Kyllinga produced prolific quantities of seed heads in all treatments (Fig. 2). Cumulative seed head production in untreated plots was around 500/m2. Each seed head contains 100-120 seeds (6), so potentially the untreated populations produced 50,000-60,000 seeds/m2. Although halosulfuron-methyl significantly reduced cumulative seed head formation, plants in these treatments produced 120-260 seed heads/m2 or potentially 12,000-31,200 seeds/m2 during the growing season. These data indicate that small populations of kyllinga produce large quantities of seed thus generating a sizeable bank of viable seed in the soil that may be a source for future infestations. Imazethapyr did not suppress seed head formation (Fig. 2).

Halosulfuron-methyl has the greatest potential to control kyllinga. Neither herbicide alone, however, will provide the total solution to controlling kyllinga and other management practices

need to be identified and investigated.

Figure 2. The effect of halosulfuron-methyl (Hs-m) and imazethapyr on cumulative seed-head production in kyllinga.

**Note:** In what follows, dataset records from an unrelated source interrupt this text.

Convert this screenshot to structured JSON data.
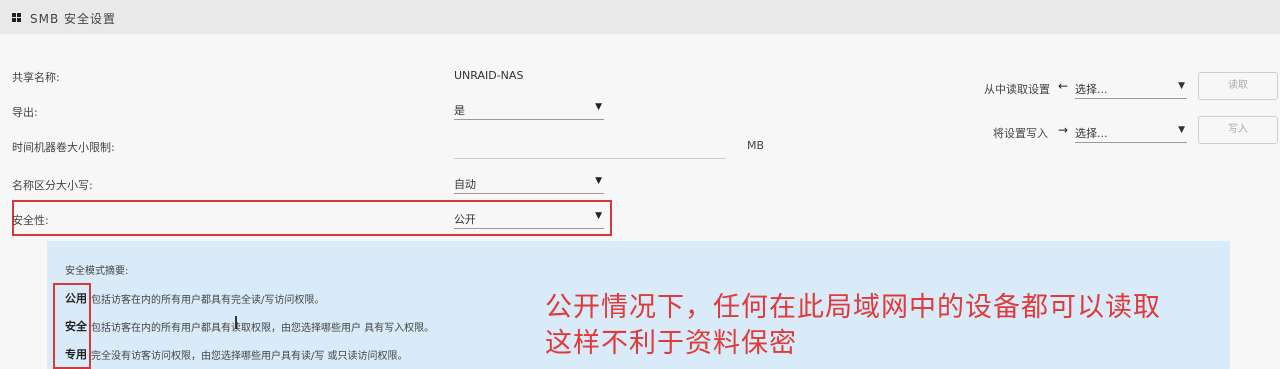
{
  "header": {
    "title": "SMB 安全设置",
    "icon": "windows-icon"
  },
  "form": {
    "share_name_label": "共享名称:",
    "share_name_value": "UNRAID-NAS",
    "export_label": "导出:",
    "export_value": "是",
    "tm_label": "时间机器卷大小限制:",
    "tm_value": "",
    "tm_unit": "MB",
    "case_label": "名称区分大小写:",
    "case_value": "自动",
    "security_label": "安全性:",
    "security_value": "公开"
  },
  "right": {
    "read_label": "从中读取设置",
    "read_select": "选择...",
    "read_button": "读取",
    "write_label": "将设置写入",
    "write_select": "选择...",
    "write_button": "写入"
  },
  "summary": {
    "title": "安全模式摘要:",
    "rows": [
      {
        "mode": "公用",
        "desc": "包括访客在内的所有用户都具有完全读/写访问权限。"
      },
      {
        "mode": "安全",
        "desc": "包括访客在内的所有用户都具有读取权限，由您选择哪些用户 具有写入权限。"
      },
      {
        "mode": "专用",
        "desc": "完全没有访客访问权限，由您选择哪些用户具有读/写 或只读访问权限。"
      }
    ]
  },
  "annotation": {
    "line1": "公开情况下，任何在此局域网中的设备都可以读取",
    "line2": "这样不利于资料保密"
  },
  "colors": {
    "accent_red": "#d43a3a",
    "panel_bg": "#d9ebf8",
    "annotation_red": "#e03a3a"
  }
}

The arrows indicate the application dates for halosulfuron-methyl, imazethapyr and the second (split) halosulfuron-methyl treatment, respectively. The vertical bar indicates the l.s.d. (P>0.05).

CONCLUSIONS

Halosulfuron-methyl and imazethapyr provided good control (>85% and >70% kill respectively) of kyllinga during the growing season. Seedling germination was a major source of reinfestation. Effective control or management strategies must reduce seed production, dispersal and soil seed population. Strategic, multiple applications of herbicide may be necessary to suppress kyllinga throughout the growing season. Further research is needed to identify other effective management practices. There is a need to investigate methods of reducing the size of weed populations between seasons and to determine the impact of other pasture management practices on kyllinga.

ACKNOWLEDGMENTS

This project was supported by the Dairy Research Development Corporation.

REFERENCES

1. Bell, R. 1987. National Herbarium of Victoria (Cyperus brevifolius Rottb. Hassk collection), Melbourne.

2. Blaikie, S.J. and Slarke, R.H. 1993. Survey of the presence of carpetgrass and Mullumbimby couch on irrigated farms in northern Victoria. Dept. Agric. Vic. Internal Report. 15 pp.

3. Dear, B.S., Pratley, J.E., Sandral, G.A. and Richards, M.F. 1992. Pasture management herbicides. New South Wales Agriculture. 6 pp.

4. Dear, B.S. and Sandral, G.A. 1994. Herbicide options for sub clover pastures. New South Wales Agriculture. 8 pp.

5. Johnson, L.A.S. and Evans, O.D. 1976. Contribution from the National Herbarium 4, p. 378

6. Sumaryono, G. and Basuki, A. 1986. Biotrop. Spec. Publ. 24, 137-143.